Un'espressione facciale o il suono di una voce possono dire molto sullo stato emotivo di una persona, e quanto rivelano dipende dall'intensità del sentimento che esprimono. Ma è proprio vero che più un'emozione è forte, più è intelligibile agli altri?
Un team di ricerca internazionale composto da studiosi del Max Planck Institute for Empirical Aesthetics, della New York University e del Max Planck NYU Center for Language, Music, and Emotion (CLaME) ha scoperto una relazione paradossale tra l'intensità delle espressioni emotive e il modo in cui vengono percepiti.

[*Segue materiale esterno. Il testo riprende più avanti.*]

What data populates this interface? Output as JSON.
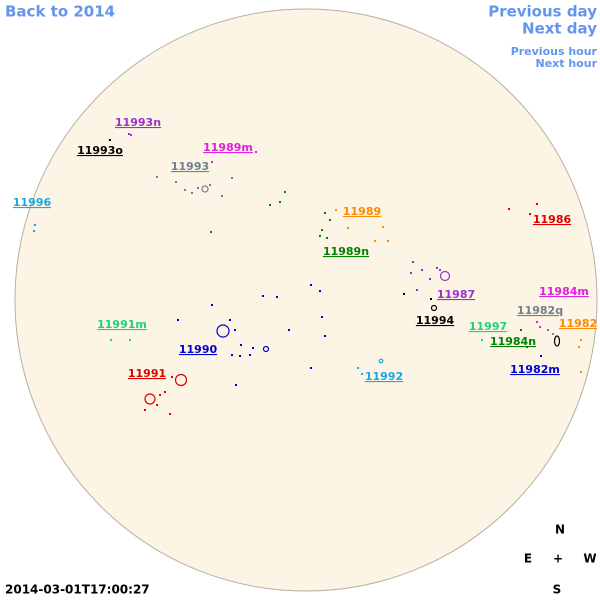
{
  "navigation": {
    "back": "Back to 2014",
    "previous_day": "Previous day",
    "next_day": "Next day",
    "previous_hour": "Previous hour",
    "next_hour": "Next hour"
  },
  "timestamp": "2014-03-01T17:00:27",
  "compass": {
    "north": "N",
    "east": "E",
    "center": "+",
    "west": "W",
    "south": "S"
  },
  "regions": [
    {
      "label": "11993n",
      "color": "#9b30d0"
    },
    {
      "label": "11993o",
      "color": "#000000"
    },
    {
      "label": "11989m",
      "color": "#e020e0"
    },
    {
      "label": "11993",
      "color": "#708090"
    },
    {
      "label": "11996",
      "color": "#1aa8e0"
    },
    {
      "label": "11989",
      "color": "#ff8c00"
    },
    {
      "label": "11986",
      "color": "#e00000"
    },
    {
      "label": "11989n",
      "color": "#008000"
    },
    {
      "label": "11987",
      "color": "#9b30d0"
    },
    {
      "label": "11984m",
      "color": "#e020e0"
    },
    {
      "label": "11982q",
      "color": "#708090"
    },
    {
      "label": "11982",
      "color": "#ff8c00"
    },
    {
      "label": "11994",
      "color": "#000000"
    },
    {
      "label": "11997",
      "color": "#20d080"
    },
    {
      "label": "11984n",
      "color": "#008000"
    },
    {
      "label": "11991m",
      "color": "#20d080"
    },
    {
      "label": "11990",
      "color": "#0000d0"
    },
    {
      "label": "11992",
      "color": "#1aa8e0"
    },
    {
      "label": "11982m",
      "color": "#0000d0"
    },
    {
      "label": "11991",
      "color": "#e00000"
    }
  ]
}
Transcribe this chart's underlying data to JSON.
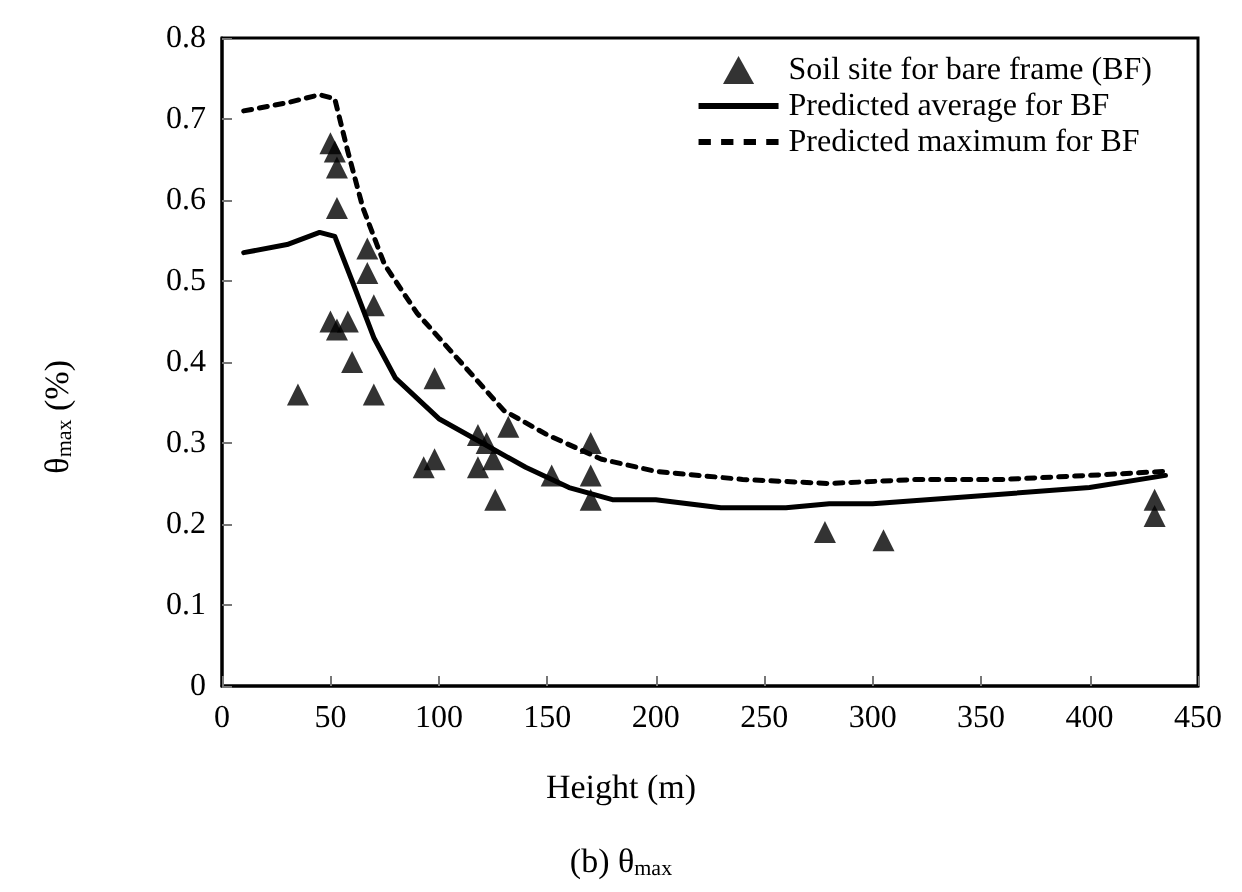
{
  "chart_data": {
    "type": "scatter",
    "xlabel": "Height (m)",
    "ylabel": "θ$_{max}$ (%)",
    "annotations": [
      "(b) θ$_{max}$"
    ],
    "xlim": [
      0,
      450
    ],
    "xticks": [
      0,
      50,
      100,
      150,
      200,
      250,
      300,
      350,
      400,
      450
    ],
    "ylim": [
      0,
      0.8
    ],
    "yticks": [
      0,
      0.1,
      0.2,
      0.3,
      0.4,
      0.5,
      0.6,
      0.7,
      0.8
    ],
    "grid": false,
    "legend": "top right",
    "series": [
      {
        "name": "Soil site for bare frame (BF)",
        "type": "scatter",
        "marker": "triangle",
        "color": "#000000",
        "x": [
          35,
          50,
          52,
          53,
          53,
          50,
          53,
          58,
          60,
          67,
          67,
          70,
          70,
          93,
          98,
          98,
          118,
          118,
          122,
          125,
          126,
          132,
          152,
          170,
          170,
          170,
          278,
          305,
          430,
          430
        ],
        "values": [
          0.36,
          0.67,
          0.66,
          0.64,
          0.59,
          0.45,
          0.44,
          0.45,
          0.4,
          0.54,
          0.51,
          0.47,
          0.36,
          0.27,
          0.28,
          0.38,
          0.27,
          0.31,
          0.3,
          0.28,
          0.23,
          0.32,
          0.26,
          0.3,
          0.26,
          0.23,
          0.19,
          0.18,
          0.23,
          0.21
        ]
      },
      {
        "name": "Predicted average for BF",
        "type": "line",
        "marker": "none",
        "line_style": "solid",
        "color": "#000000",
        "x": [
          10,
          30,
          45,
          52,
          60,
          70,
          80,
          100,
          120,
          140,
          160,
          180,
          200,
          230,
          260,
          280,
          300,
          350,
          400,
          435
        ],
        "values": [
          0.535,
          0.545,
          0.56,
          0.555,
          0.5,
          0.43,
          0.38,
          0.33,
          0.3,
          0.27,
          0.245,
          0.23,
          0.23,
          0.22,
          0.22,
          0.225,
          0.225,
          0.235,
          0.245,
          0.26
        ]
      },
      {
        "name": "Predicted maximum for BF",
        "type": "line",
        "marker": "none",
        "line_style": "dashed",
        "color": "#000000",
        "x": [
          10,
          30,
          45,
          52,
          58,
          65,
          75,
          90,
          110,
          130,
          150,
          175,
          200,
          240,
          280,
          320,
          360,
          400,
          435
        ],
        "values": [
          0.71,
          0.72,
          0.73,
          0.725,
          0.66,
          0.59,
          0.52,
          0.46,
          0.4,
          0.34,
          0.31,
          0.28,
          0.265,
          0.255,
          0.25,
          0.255,
          0.255,
          0.26,
          0.265
        ]
      }
    ]
  }
}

Le emozioni variano nella loro intensità. Una persona che viene attaccata da un gatto domestico può benissimo provare paura, ma certamente la sua paura sarebbe ancora maggiore se fossero un leone o una tigre ad attaccarla.
Quindi le nostre emozioni differiscono in termini di gradi di forza. Ma in che modo questo influisce sulla nostra capacità di inferire significato da come viene espressa un'emozione?
La ricerca sulle emozioni ha finora ipotizzato che le espressioni emotive diventino più distinte man mano che la loro intensità aumenta. Ma ci sono poche prove empiriche a sostegno di questa idea che sembra molto intuitiva.
Un team di ricercatori di Francoforte sul Meno e New York ha ora studiato sistematicamente per la prima volta il ruolo dell'intensità emotiva. Hanno raccolto una moltitudine di vocalizzazioni non verbali, tra cui urla, risate, sospiri, gemiti, ecc.
Questi suoni esprimevano tutti diverse emozioni positive e negative che andavano dall'intensità emotiva minima alla massima. Hanno quindi esaminato come gli ascoltatori percepissero questi suoni in modo diverso a seconda dell'intensità emotiva che esprimevano.
Il team è giunto a una conclusione sorprendente: all'inizio, all'aumentare dell'intensità delle emozioni, è migliorata anche la capacità dei partecipanti di giudicarle, raggiungendo una sorta di "punto debole" nel percepire emozioni da moderate a forti.
Quando le emozioni sono diventate del massimo dell'intensità, tuttavia, la loro leggibilità è diminuita drasticamente.
L'autrice principale dello studio, Natalie Holz del Max Planck Institute for Empirical Aesthetics, spiega:
"Controintuitivamente, abbiamo scoperto che le emozioni più intense non sono le più facili da cui dedurre il significato. In effetti, sono le più ambigue di tutte".
E il paradosso? Per le emozioni estremamente intense né le loro categorie individuali, come sorpresa e esaltazione, né la valenza, come piacevolezza e spiacevolezza, potrebbero essere distinte in modo affidabile; né potrebbero essere classificati come più positive o negative.
Tuttavia, sia l'intensità stessa che lo stato di eccitazione sono stati percepiti in modo coerente e chiaro.
La Holz suggerisce una ragione per questo: "Alla massima intensità, il lavoro più vitale potrebbe essere quello di rilevare grandi eventi e valutarne la rilevanza. Una valutazione più precisa del significato affettivo potrebbe essere secondaria".
L'articolo del team di ricerca, chiarisce che l'intensità emotiva è un fattore dominante nella percezione delle emozioni, ma in un modo molto più complesso di quanto si pensasse in precedenza.
Ciò pone una sfida alle teorie prevalenti sull'emozione. Lo studio dell'intensità emotiva, e in particolare delle emozioni di picco, può arricchire la nostra comprensione dell'esperienza affettiva e del modo in cui comunichiamo le emozioni.
Un’indicazione utile per chi è coinvolto nella relazione adulti-adolescenti, dove spesso è importante non solo saper esprimere in modo adeguato le emozioni ma soprattutto saperle leggere e comprendere quando la “forza” dell’espressione non si accompagni necessariamente a un maggior grado di “ricezione” di quanto l’ha provocata.